We can see that the intercept of the model is 536, which would equate to our average starting weight for the herd and the slope is 1.96 which would equate to our average daily gain (ADG). Plotting it we can see the relationship.

ggplot(d.smart,aes(y=Weight,x=tday))+
  geom_point()+
  geom_smooth(method=lm)

Though herd level ADG is important, using precision data we can also look at individual animal ADG. To do so we need to run a linear model for each individual animal.
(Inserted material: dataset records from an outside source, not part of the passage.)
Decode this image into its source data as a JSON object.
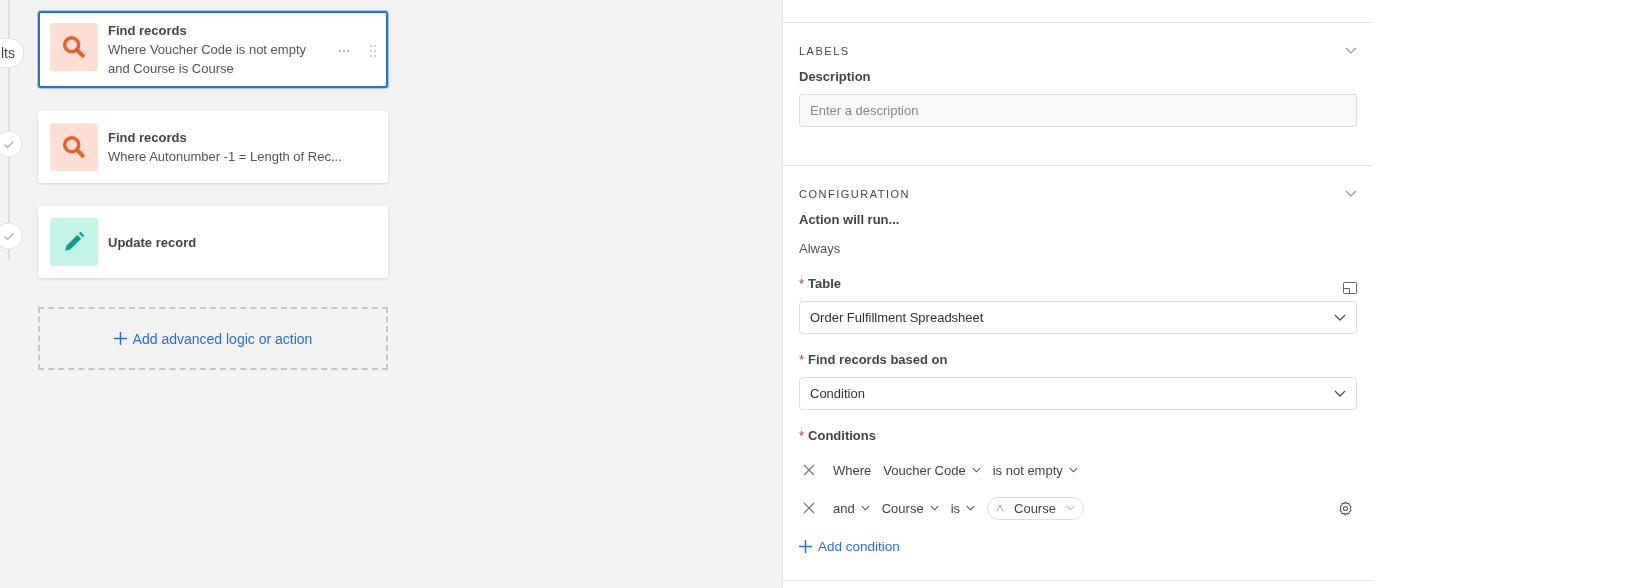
{
  "timeline": [
    {
      "kind": "label",
      "text": "lts"
    },
    {
      "kind": "check"
    },
    {
      "kind": "check"
    }
  ],
  "steps": [
    {
      "kind": "search",
      "title": "Find records",
      "detail": [
        "Where Voucher Code is not empty",
        "and Course is Course"
      ],
      "selected": true
    },
    {
      "kind": "search",
      "title": "Find records",
      "detail": [
        "Where Autonumber -1 = Length of Rec..."
      ],
      "selected": false
    },
    {
      "kind": "edit",
      "title": "Update record",
      "selected": false
    }
  ],
  "add_action": "Add advanced logic or action",
  "labels": {
    "heading": "LABELS",
    "description_label": "Description",
    "placeholder": "Enter a description"
  },
  "configuration": {
    "heading": "CONFIGURATION",
    "run_label": "Action will run...",
    "run_value": "Always",
    "table": {
      "required_mark": "*",
      "label": "Table",
      "value": "Order Fulfillment Spreadsheet"
    },
    "basis": {
      "required_mark": "*",
      "label": "Find records based on",
      "value": "Condition"
    },
    "conditions_label": {
      "required_mark": "*",
      "label": "Conditions"
    },
    "conditions": [
      {
        "conjunction": "Where",
        "conjunction_menu": false,
        "field": "Voucher Code",
        "operator": "is not empty",
        "settings": false
      },
      {
        "conjunction": "and",
        "conjunction_menu": true,
        "field": "Course",
        "operator": "is",
        "value": "Course",
        "settings": true
      }
    ],
    "add_condition": "Add condition"
  }
}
The code below will loop through each individual animal, subset the data based on RFID tag, create a linear model as above, extract the slope and intercept for the model, and save them in a new dataframe that contains the RFIDtag, slope, and intercept for each individual animal.

ADG_individual=data.frame()   


for (i in 1:length(unique(d.smart$RFIDTag))){
    
    sublm=subset(d.smart,RFIDTag==unique(d.smart$RFIDTag)[i])
    mod=lm(sublm$Weight~sublm$tday)
    int= mod$coefficients[1]
    slope=mod$coefficients[2]

    
    sub_df=data.frame(unique(sublm$RFIDTag),int,slope)
    ADG_individual=rbind(ADG_individual,sub_df)
}

row.names(ADG_individual) <- NULL

Plotting the data we can see the slope and intercept for each animal with the RFID tag.

colnames(ADG_individual)=c('RFIDTag','Intercept','Slope')


ggplot(ADG_individual,aes(x=Intercept,y=Slope,label=RFIDTag))+
  geom_point(size=2,color='Red')+
  geom_text(hjust=0, vjust=0)+
  ggtitle('ADG and Starting Weight for Individual Animals')+
  xlab("\nStarting Weight (Intercept) in Lbs")+
  ylab('ADG (Slope) in Lbs \n')